Six startups will be working from the Emerging Technology Center in Canton beginning Feb. 4, when the second year of the twelve-week-long AccelerateBaltimore program commences.
The six startups in the AccelerateBaltimore 2013 class (from the ETC press release):
- Allovue: integrated technology solution helping school leaders allocate budgets, track expenses and analyze the impact of spending
- Artichoke Client Management Solutions: end-to-end client management and billing solution built for mobile from the ground up for mobile for the sole proprietor
- BusyGrad: web-based tool designed for graduate students to better manage their busy social and school life [Read Technically Baltimore’s story here.]
- PrintLess Plans: develops innovative mobile applications, drivers, and hardware for large format displays driven wirelessly by mobile devices
- Rehabtics: online rehabilitation system for patients to follow and conduct rehabilitation training in engaging virtual environments. [ETC president and executive director Deb Tillett said the “real value is the back-end” of Rehabtics, where physicians can track patients’ rehabilitation status.]
- SurveySnap: Software-as-a-Service offering with mobile app for design professionals, architects, or interior designers. The app enables designers to take photos of a building’s interior, aggregate the photos, and then digitize the building’s layout. [SurveySnap presented at August’s Baltimore TechBreakfast.]
Unlike the 2012 AccelerateBaltimore program — the accelerator’s inaugural year, when only four startups of those that applied were accepted — there was no provision this year requiring startups applying to or joining AccelerateBaltimore to be from Baltimore or to remain in the city once their time at the accelerator ends.
Although that doesn’t worry Deb Tillett, president and executive director of the ETC. “We’re very certain once companies come here, they’ll want to stay,” she said. All six startups, however, are Baltimore-based.

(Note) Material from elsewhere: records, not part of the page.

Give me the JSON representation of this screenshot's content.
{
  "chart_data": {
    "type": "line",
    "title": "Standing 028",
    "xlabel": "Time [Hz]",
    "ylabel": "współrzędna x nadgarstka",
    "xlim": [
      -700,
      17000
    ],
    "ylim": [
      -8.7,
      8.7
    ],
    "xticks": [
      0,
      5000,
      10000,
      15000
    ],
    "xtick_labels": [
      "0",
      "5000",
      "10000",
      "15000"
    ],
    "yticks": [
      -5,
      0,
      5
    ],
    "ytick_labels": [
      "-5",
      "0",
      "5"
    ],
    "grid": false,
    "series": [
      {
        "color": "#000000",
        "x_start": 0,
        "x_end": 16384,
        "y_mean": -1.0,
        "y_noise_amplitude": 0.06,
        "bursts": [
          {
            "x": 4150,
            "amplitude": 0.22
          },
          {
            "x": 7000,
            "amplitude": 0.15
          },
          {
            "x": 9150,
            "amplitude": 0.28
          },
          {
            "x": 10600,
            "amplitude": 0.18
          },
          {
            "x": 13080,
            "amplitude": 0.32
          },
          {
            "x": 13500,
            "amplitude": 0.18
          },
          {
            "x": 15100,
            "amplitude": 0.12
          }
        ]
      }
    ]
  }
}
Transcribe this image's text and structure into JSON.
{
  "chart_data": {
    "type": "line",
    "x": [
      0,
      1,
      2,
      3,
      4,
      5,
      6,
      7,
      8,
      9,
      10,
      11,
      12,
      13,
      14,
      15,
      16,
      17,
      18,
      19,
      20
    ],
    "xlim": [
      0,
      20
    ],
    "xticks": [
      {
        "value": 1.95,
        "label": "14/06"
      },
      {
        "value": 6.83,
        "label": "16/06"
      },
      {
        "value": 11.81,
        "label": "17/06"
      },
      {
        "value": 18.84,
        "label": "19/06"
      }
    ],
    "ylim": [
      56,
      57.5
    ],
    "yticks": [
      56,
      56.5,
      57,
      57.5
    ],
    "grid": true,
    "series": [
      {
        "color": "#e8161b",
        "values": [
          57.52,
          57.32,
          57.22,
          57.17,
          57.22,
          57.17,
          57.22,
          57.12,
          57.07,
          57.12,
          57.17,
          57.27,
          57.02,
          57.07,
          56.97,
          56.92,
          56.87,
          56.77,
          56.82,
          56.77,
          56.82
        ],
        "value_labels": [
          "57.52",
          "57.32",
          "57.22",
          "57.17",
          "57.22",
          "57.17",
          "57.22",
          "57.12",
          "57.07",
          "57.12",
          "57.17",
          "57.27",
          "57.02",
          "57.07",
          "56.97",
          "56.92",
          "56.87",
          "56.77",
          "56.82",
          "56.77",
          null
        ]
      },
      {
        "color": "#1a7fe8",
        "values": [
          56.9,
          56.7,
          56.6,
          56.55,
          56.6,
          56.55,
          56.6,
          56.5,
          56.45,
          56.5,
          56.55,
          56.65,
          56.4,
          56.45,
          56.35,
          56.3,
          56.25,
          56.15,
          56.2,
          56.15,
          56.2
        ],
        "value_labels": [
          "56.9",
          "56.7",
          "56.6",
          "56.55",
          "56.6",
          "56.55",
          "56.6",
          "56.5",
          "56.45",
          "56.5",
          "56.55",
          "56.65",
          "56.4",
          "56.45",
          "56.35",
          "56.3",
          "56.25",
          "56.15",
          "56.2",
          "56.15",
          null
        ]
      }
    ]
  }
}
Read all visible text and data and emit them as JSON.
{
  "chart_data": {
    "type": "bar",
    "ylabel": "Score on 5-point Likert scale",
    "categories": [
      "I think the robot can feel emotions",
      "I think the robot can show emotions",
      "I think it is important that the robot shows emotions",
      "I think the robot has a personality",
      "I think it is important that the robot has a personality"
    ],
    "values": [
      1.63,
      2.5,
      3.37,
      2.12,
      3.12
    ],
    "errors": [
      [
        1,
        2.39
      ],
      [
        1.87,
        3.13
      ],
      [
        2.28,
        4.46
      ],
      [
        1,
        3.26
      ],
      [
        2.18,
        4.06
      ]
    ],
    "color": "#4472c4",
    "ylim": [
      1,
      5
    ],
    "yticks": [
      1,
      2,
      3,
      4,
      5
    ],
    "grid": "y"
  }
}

Of the six startups joining the program next month, two are headed by minority founders, and another two are headed by women. Each startup will receive $25,000 in seed funding, provided by the Abell Foundation, free office space at the ETC and access to a team of 14 mentors chosen specifically for this year’s program.
More than 120 startups applied for entrance into the AccelerateBaltimore program — Tillett said the ETC pushed the application deadline back just one time, from late November to Dec. 21 — and a group of 15 finalists was chosen in early January. Some of the startups were so impressive, Tillett said, that the ETC is offering several of the finalists who didn’t make the final cut free, ETC affiliate services “to keep them [in Baltimore].”